I offered to put everyone employed there into the painting and was in shock when so many showed up. Neighborhood people asked if they could be included, and the painting ultimately turned out to have 59 resemblances. I had never dared to do anything like this before.
It was such a joy to do this painting.
The Lebewohl family lived in Lvov, Poland, and their comfortable middle class family life was shattered in 1939 when Stalin and Hitler joined forces. Poland was divided and Lvov became part of the Soviet Union. A year later, the father, Efraim Lebewohl, owner of a small lumber mill, was condemned as a capitalist, arrested and sentenced without trial to 10 years of hard labor in Siberia, and the business was confiscated. His wife, Ethel, and young son Abe, were forced to leave all possessions behind and were herded into cattle cars and deported to Kazakhstan, in Central Asia. There, Ethel had to rally immediately in order to survive. She found work in a restaurant and sent Abe to a local school.

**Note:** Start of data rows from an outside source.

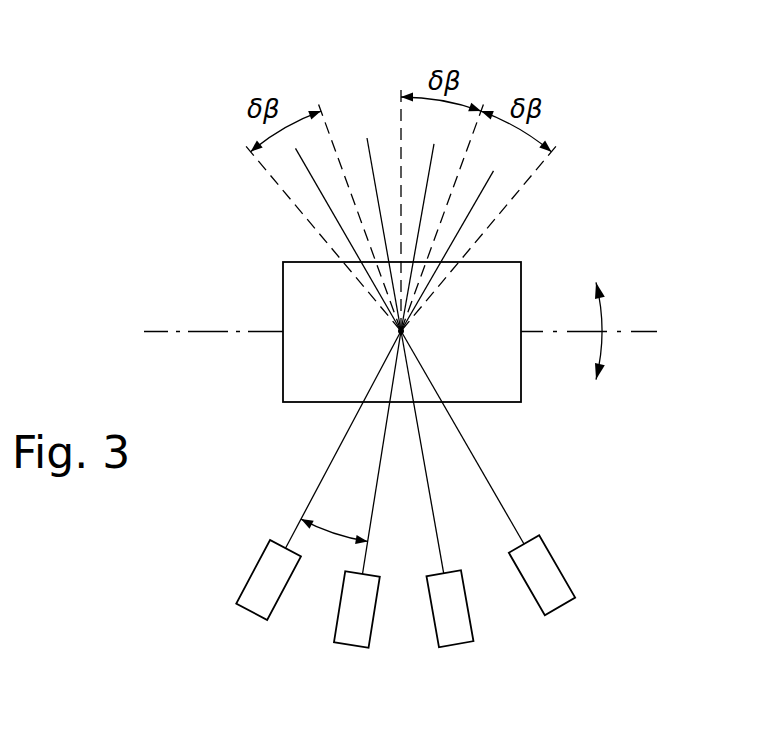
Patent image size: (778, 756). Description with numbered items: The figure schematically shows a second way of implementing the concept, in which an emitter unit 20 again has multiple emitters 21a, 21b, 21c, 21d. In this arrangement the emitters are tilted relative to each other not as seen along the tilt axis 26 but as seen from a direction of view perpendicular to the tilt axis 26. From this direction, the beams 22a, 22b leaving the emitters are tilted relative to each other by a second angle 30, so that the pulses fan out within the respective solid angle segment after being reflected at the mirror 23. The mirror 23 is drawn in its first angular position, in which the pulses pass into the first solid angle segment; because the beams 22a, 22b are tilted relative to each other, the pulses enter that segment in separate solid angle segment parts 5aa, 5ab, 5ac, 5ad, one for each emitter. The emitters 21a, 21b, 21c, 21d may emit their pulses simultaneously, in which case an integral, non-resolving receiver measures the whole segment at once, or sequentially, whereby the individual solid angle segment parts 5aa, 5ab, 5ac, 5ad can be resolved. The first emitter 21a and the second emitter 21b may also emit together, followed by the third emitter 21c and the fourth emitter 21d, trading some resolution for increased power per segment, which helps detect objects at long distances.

The solid angle segment part 5aa is at (507, 147).
The solid angle segment part 5ab is at (443, 130).
The solid angle segment part 5ac is at (385, 155).
The solid angle segment part 5ad is at (280, 155).
The emitter unit 20 is at (449, 621).
The first emitter 21a is at (243, 613).
The second emitter 21b is at (352, 648).
The third emitter 21c is at (460, 648).
The fourth emitter 21d is at (560, 610).
The beam 22a is at (322, 480).
The beam 22b is at (378, 468).
The mirror 23 is at (522, 390).
The tilt axis 26 is at (643, 332).
The second angle 30 is at (333, 533).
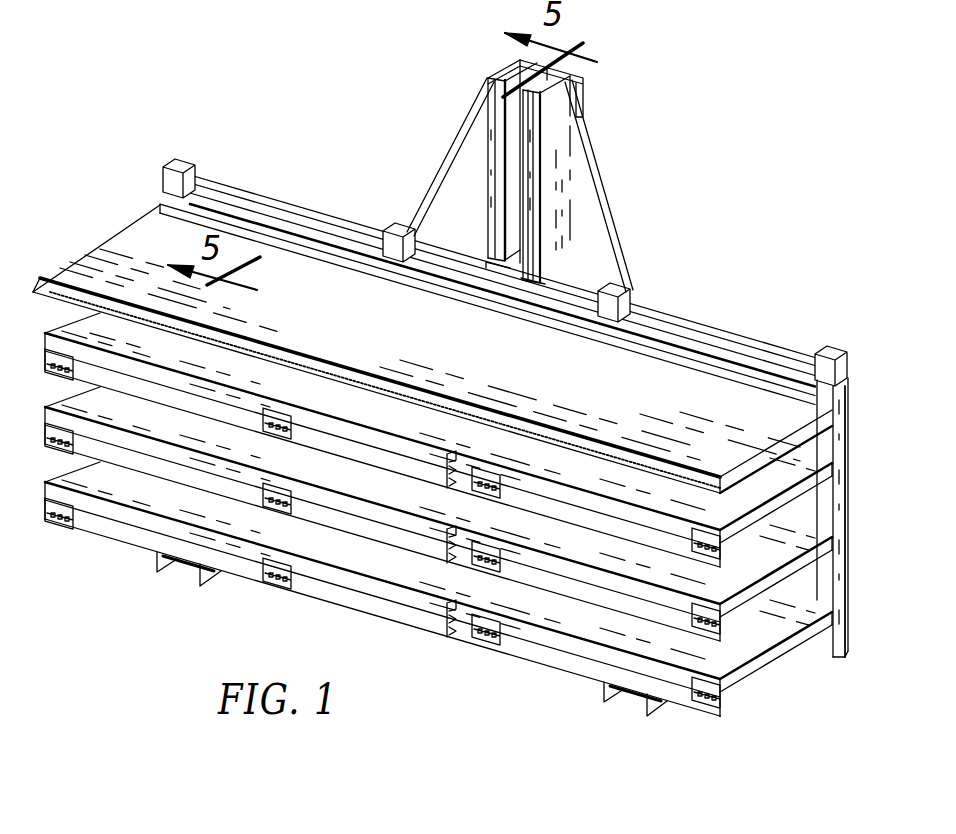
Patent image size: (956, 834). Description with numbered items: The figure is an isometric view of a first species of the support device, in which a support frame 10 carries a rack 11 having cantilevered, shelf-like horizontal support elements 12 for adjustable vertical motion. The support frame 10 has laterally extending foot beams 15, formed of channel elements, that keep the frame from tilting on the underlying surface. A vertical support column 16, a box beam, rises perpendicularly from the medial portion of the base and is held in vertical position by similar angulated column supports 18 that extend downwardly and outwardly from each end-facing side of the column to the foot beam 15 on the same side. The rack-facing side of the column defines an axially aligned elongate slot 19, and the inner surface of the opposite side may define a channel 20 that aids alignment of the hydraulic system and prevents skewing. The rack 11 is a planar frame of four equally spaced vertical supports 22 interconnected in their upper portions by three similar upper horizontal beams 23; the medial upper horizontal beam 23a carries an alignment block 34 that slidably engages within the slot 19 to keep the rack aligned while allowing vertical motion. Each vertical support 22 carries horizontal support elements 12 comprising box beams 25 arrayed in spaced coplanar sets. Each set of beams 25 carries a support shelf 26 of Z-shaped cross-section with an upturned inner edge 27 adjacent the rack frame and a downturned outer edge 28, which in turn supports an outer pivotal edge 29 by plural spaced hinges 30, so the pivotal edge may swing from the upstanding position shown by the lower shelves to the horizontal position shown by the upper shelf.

In 1941, the Russians granted amnesty to all Polish political prisoners, and Efraim was released from the labor camp. The Lebewohls had to remain in Kazakhstan through the remainder of the war, scrounging at odd jobs to keep food on the table. After the war, they fled back to Lvov to see if they could find any relatives alive. Everyone- grandparents, uncles, aunts, cousins, and friends- had been killed by the Nazis. Ironically, Efrain’s arrest and the family’s forced deportation had saved their lives.
They ended up in Barletta, Italy, in a displaced persons camp. Abe’s brother, Jack, was born in the camp in 1948. Abe was then 17, and in 1950, after years of persecution, they were given the opportunity to come to the United States of America.
Then the usual story which faced immigrants to New York City began- poverty and struggle-but in the Lebewohl spirit there was courage. To me, they became a symbol of why this Country of Immigrants became so great. Abe’s story of what came to be known as the Second Avenue Deli, a landmark in New York City, is one of struggle and not giving up, but that is only a part of it. Because of their understanding of persecution and hunger, no beggar is allowed to leave without food and kindness. When you walk into the deli, everyone is welcome and treated accordingly.
When Abe was tragically a victim of a fatal robbery, Jack gave up his legal career, and with the generous nature which is a Lebewohl characteristic, he took over the business.
During the time of my working on the two paintings, one of the deli, the people from it, and from the neighborhood, and the other of the family in front of the deli, I was treated like a member of the family. Years later, as I write this, whenever my family and I walk into its door, it still feels as if I’m coming home.